The Peregrine’s Odyssey: Burnt Offerings – A Novel of Early Christianity
During the first 20 years of the 2nd century AD, Gaius Segusiavus Peregrinus is torque-bearer of the Gallic clan based near Lugdunum (Lyon, France). As master of the family’s enterprise of shipping cereal and luxury, he roams Mare Nostrum, visiting the trading posts in Ostia (Rome), Carthago, Alexandria, Antiochia, and Ephesos. His faithful wife, Fionna, delights him whenever he is back at the Villa of the Three Crows, but his sons and nephew disappoint him, and Gaius wonders if anyone will prove worthy of inheriting the family torque when he dies.
Gaius’s lifelong friend, the Jew Ignatius, becomes a member of the illicit sect known as Christiani. Together, they are instrumental in rescuing the aged Apostle Ioannes from his exile on the island of Patmos and bringing him to the community of believers in Ephesos. Through these towering characters, along with historical letters by the later-canonized St. Ignatius of Antiochia, readers gain insights into the caring community of followers of Iesous Christos, their faith, and the persecution they suffer.

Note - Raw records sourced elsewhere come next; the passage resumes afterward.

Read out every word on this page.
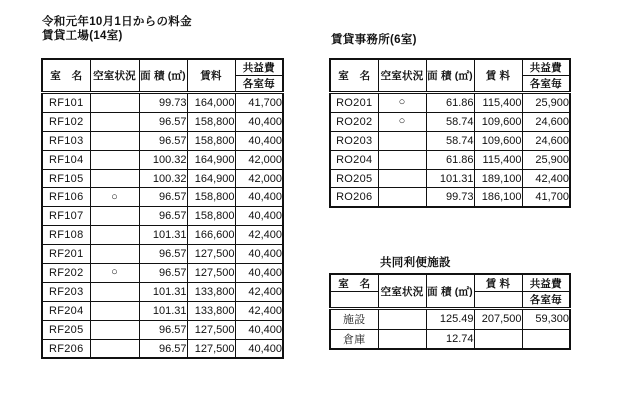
令和元年10月1日からの料金
賃貸工場(14室)
室　名	空室状況	面 積 (㎡)	賃料	共益費
				各室毎
RF101		99.73	164,000	41,700
RF102		96.57	158,800	40,400
RF103		96.57	158,800	40,400
RF104		100.32	164,900	42,000
RF105		100.32	164,900	42,000
RF106	○	96.57	158,800	40,400
RF107		96.57	158,800	40,400
RF108		101.31	166,600	42,400
RF201		96.57	127,500	40,400
RF202	○	96.57	127,500	40,400
RF203		101.31	133,800	42,400
RF204		101.31	133,800	42,400
RF205		96.57	127,500	40,400
RF206		96.57	127,500	40,400
賃貸事務所(6室)
室　名	空室状況	面 積 (㎡)	賃 料	共益費
				各室毎
RO201	○	61.86	115,400	25,900
RO202	○	58.74	109,600	24,600
RO203		58.74	109,600	24,600
RO204		61.86	115,400	25,900
RO205		101.31	189,100	42,400
RO206		99.73	186,100	41,700
共同利便施設
室　名	空室状況	面 積 (㎡)	賃 料	共益費
				各室毎
施設		125.49	207,500	59,300
倉庫		12.74		
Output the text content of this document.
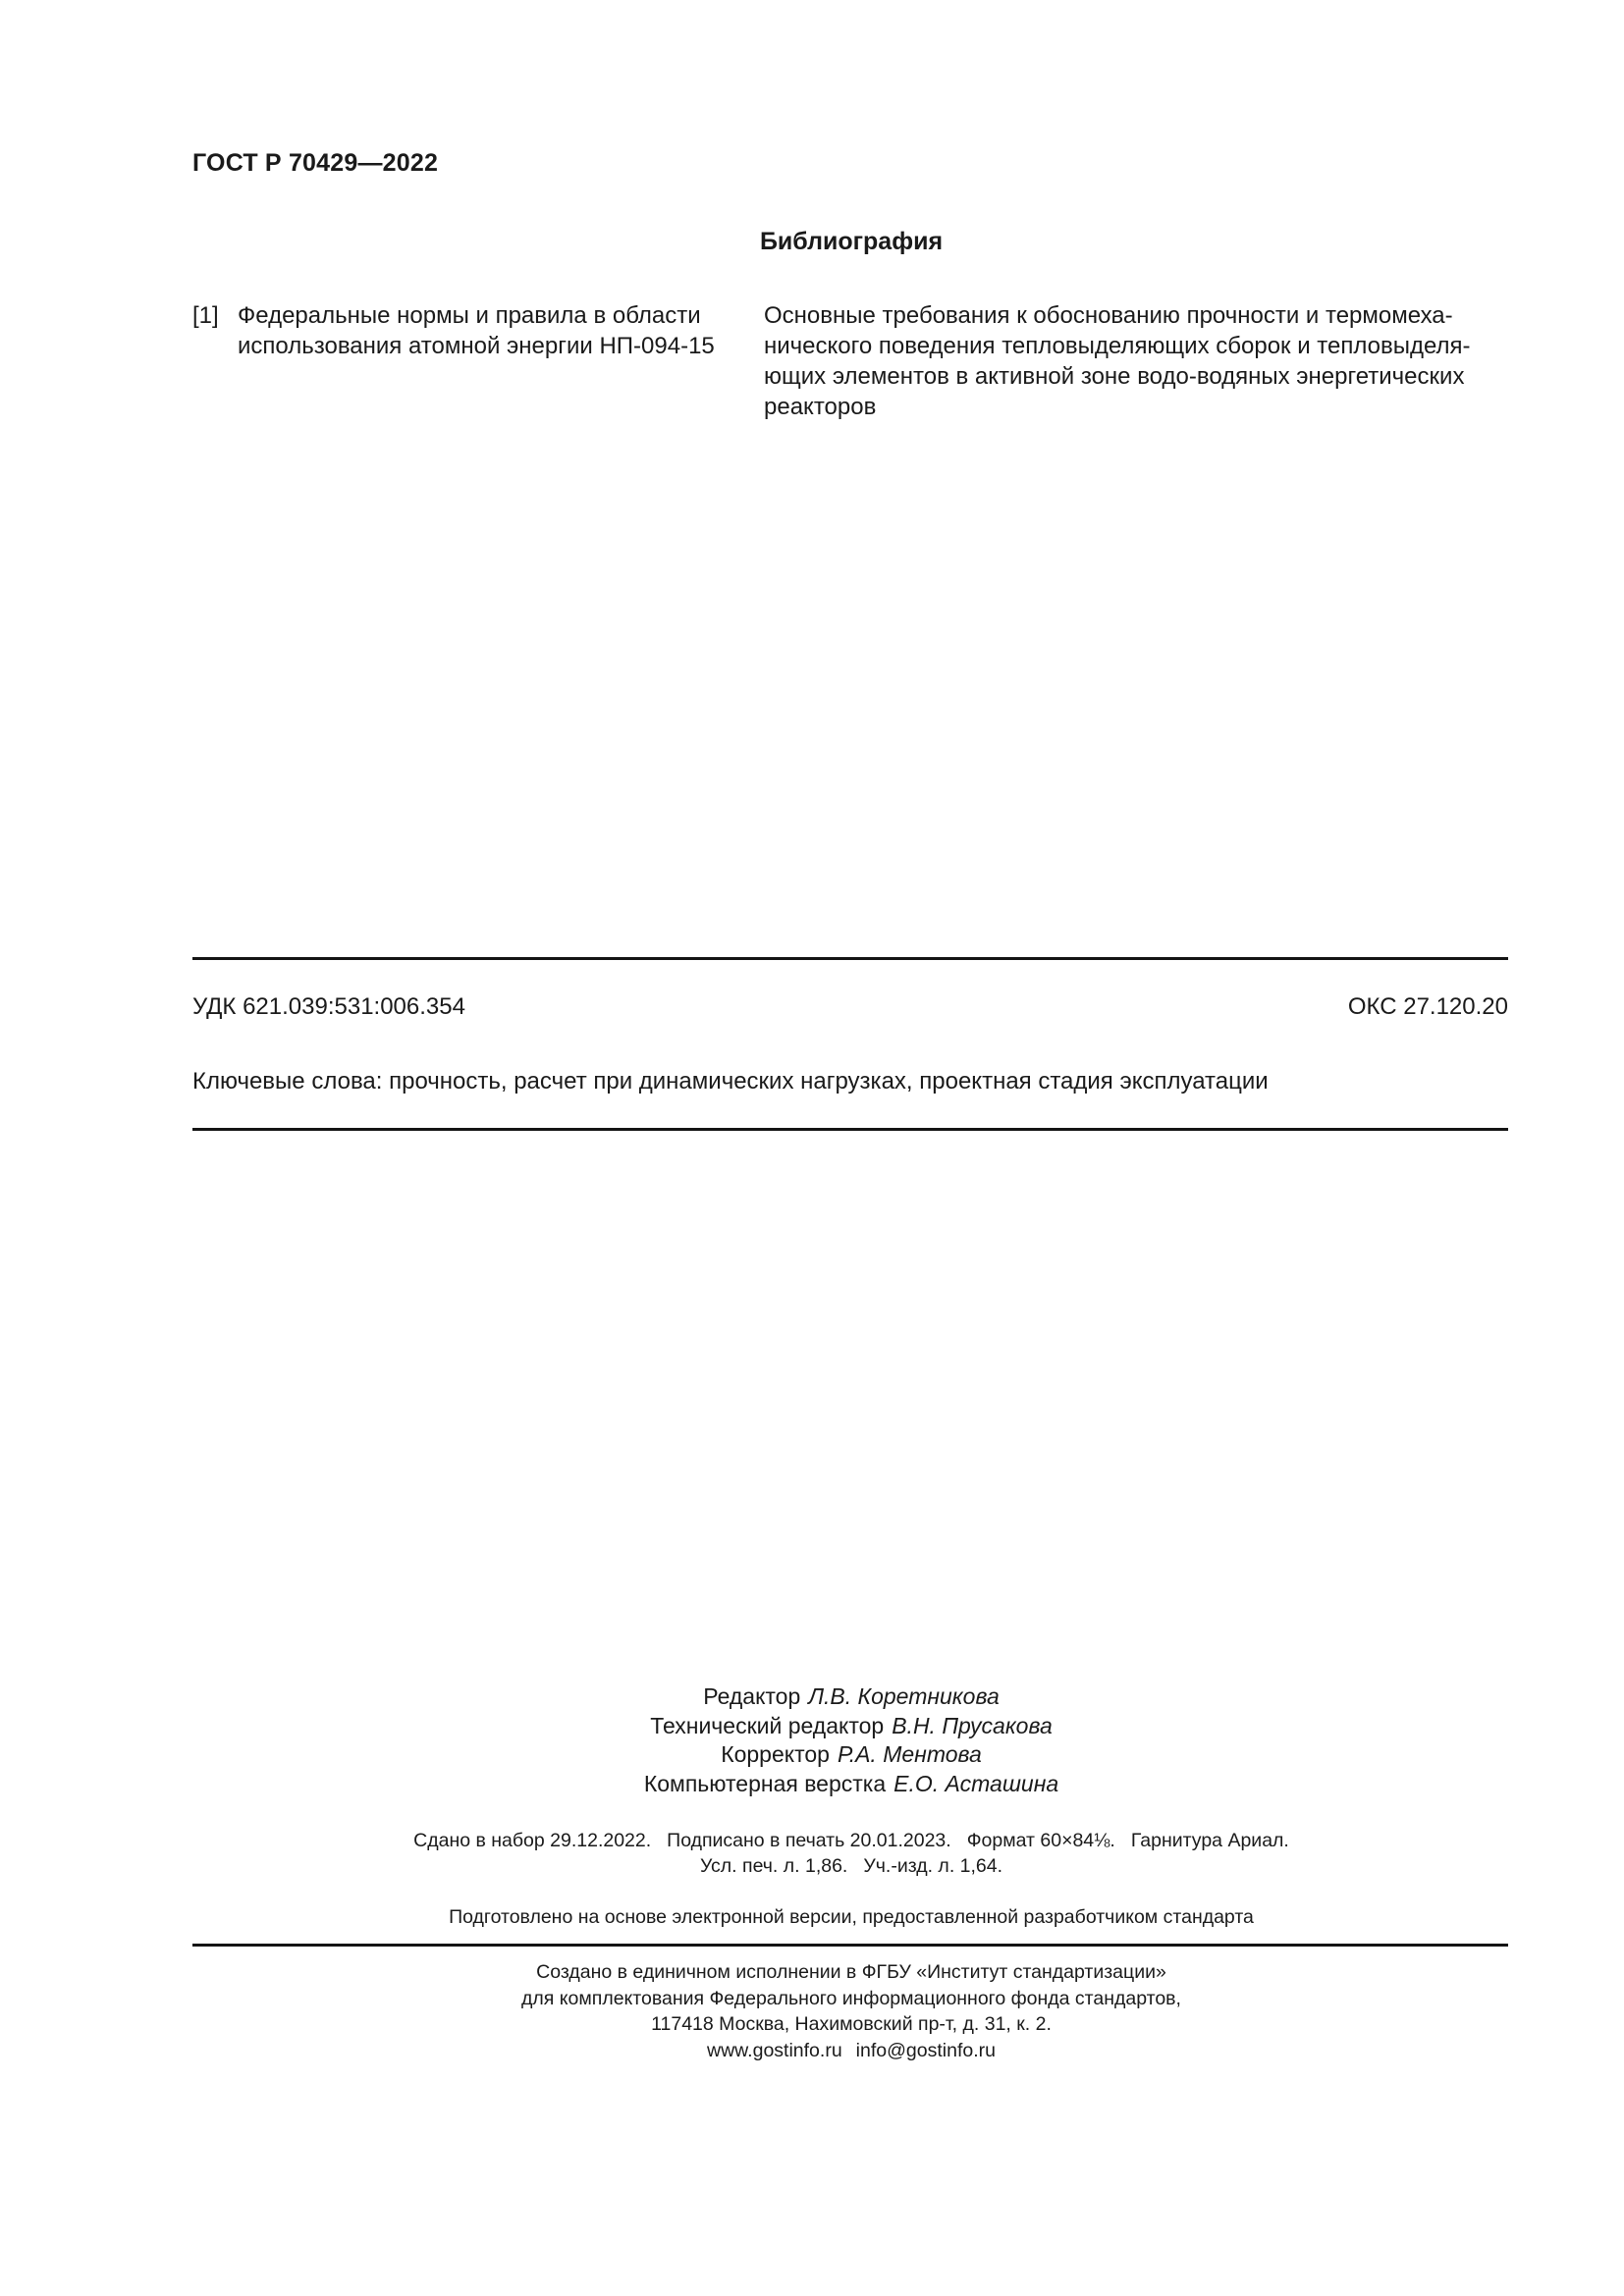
ГОСТ Р 70429—2022
Библиография
[1] Федеральные нормы и правила в области
использования атомной энергии НП-094-15
Основные требования к обоснованию прочности и термомеха-
нического поведения тепловыделяющих сборок и тепловыделя-
ющих элементов в активной зоне водо-водяных энергетических
реакторов
УДК 621.039:531:006.354	ОКС 27.120.20
Ключевые слова: прочность, расчет при динамических нагрузках, проектная стадия эксплуатации
Редактор Л.В. Коретникова
Технический редактор В.Н. Прусакова
Корректор Р.А. Ментова
Компьютерная верстка Е.О. Асташина
Сдано в набор 29.12.2022. Подписано в печать 20.01.2023. Формат 60×84⅛. Гарнитура Ариал.
Усл. печ. л. 1,86. Уч.-изд. л. 1,64.
Подготовлено на основе электронной версии, предоставленной разработчиком стандарта
Создано в единичном исполнении в ФГБУ «Институт стандартизации»
для комплектования Федерального информационного фонда стандартов,
117418 Москва, Нахимовский пр-т, д. 31, к. 2.
www.gostinfo.ru info@gostinfo.ru
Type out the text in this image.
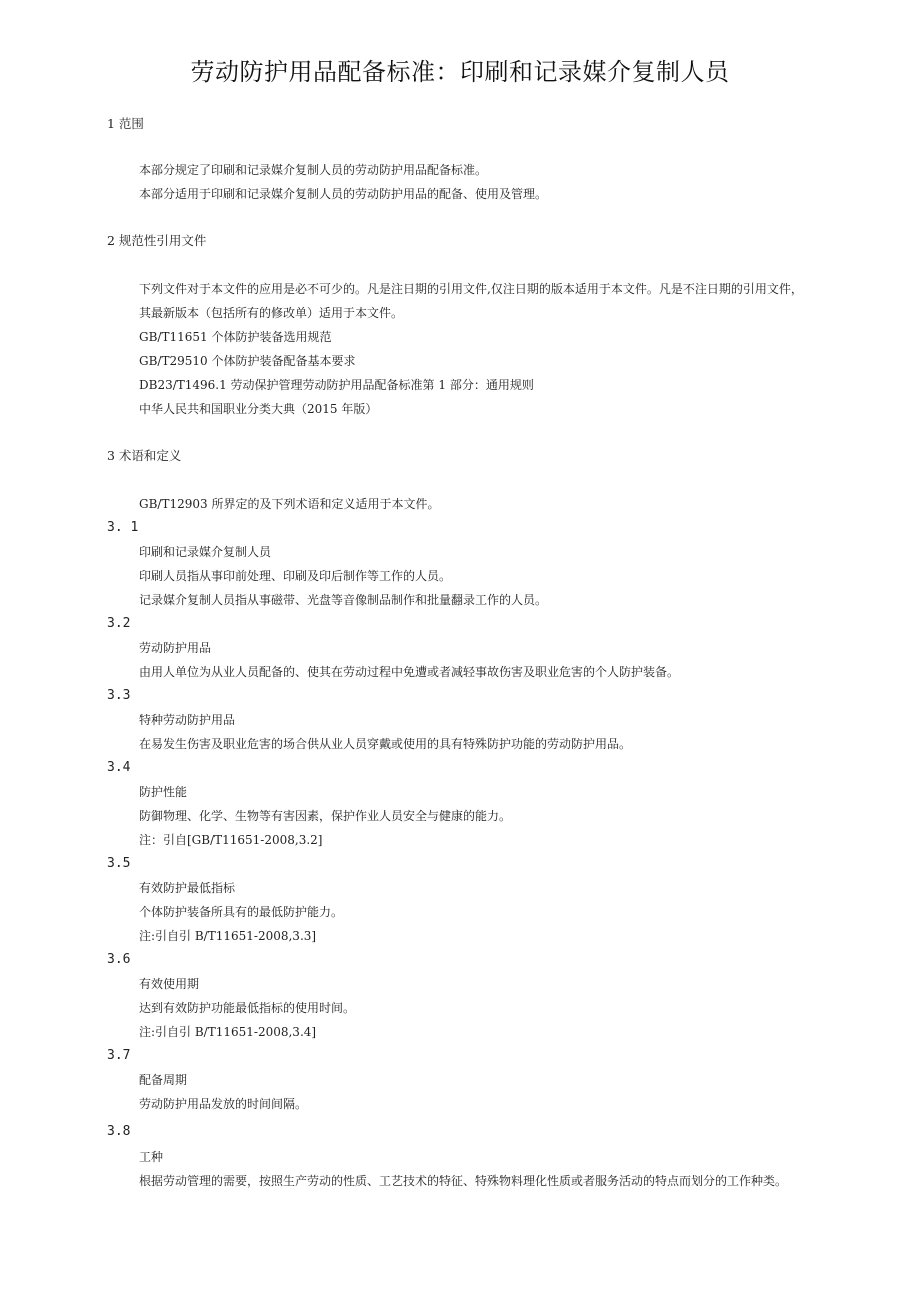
劳动防护用品配备标准：印刷和记录媒介复制人员
1 范围
本部分规定了印刷和记录媒介复制人员的劳动防护用品配备标准。
本部分适用于印刷和记录媒介复制人员的劳动防护用品的配备、使用及管理。
2 规范性引用文件
下列文件对于本文件的应用是必不可少的。凡是注日期的引用文件,仅注日期的版本适用于本文件。凡是不注日期的引用文件，
其最新版本（包括所有的修改单）适用于本文件。
GB/T11651 个体防护装备选用规范
GB/T29510 个体防护装备配备基本要求
DB23/T1496.1 劳动保护管理劳动防护用品配备标准第 1 部分：通用规则
中华人民共和国职业分类大典（2015 年版）
3 术语和定义
GB/T12903 所界定的及下列术语和定义适用于本文件。
3. 1
印刷和记录媒介复制人员
印刷人员指从事印前处理、印刷及印后制作等工作的人员。
记录媒介复制人员指从事磁带、光盘等音像制品制作和批量翻录工作的人员。
3.2
劳动防护用品
由用人单位为从业人员配备的、使其在劳动过程中免遭或者减轻事故伤害及职业危害的个人防护装备。
3.3
特种劳动防护用品
在易发生伤害及职业危害的场合供从业人员穿戴或使用的具有特殊防护功能的劳动防护用品。
3.4
防护性能
防御物理、化学、生物等有害因素，保护作业人员安全与健康的能力。
注：引自[GB/T11651-2008,3.2]
3.5
有效防护最低指标
个体防护装备所具有的最低防护能力。
注:引自引 B/T11651-2008,3.3]
3.6
有效使用期
达到有效防护功能最低指标的使用时间。
注:引自引 B/T11651-2008,3.4]
3.7
配备周期
劳动防护用品发放的时间间隔。
3.8
工种
根据劳动管理的需要，按照生产劳动的性质、工艺技术的特征、特殊物料理化性质或者服务活动的特点而划分的工作种类。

Geographic and historical details are meticulously accurate and very informative. Circumstances and prospects fluctuate under the Roman emperors Domitian, Nerva and Trajan, but all the while the Christians live under the threat of arrest and execution. This is a long book, unnecessarily drawn out by recapitulating key episodes and including too many named characters who play only minor roles; in places the prose tends toward the pedantic, and dialogue can be unclear. However, the family tree, maps and appendix with an afterword and a summary of the principal characters – historical and fictitious – are very helpful.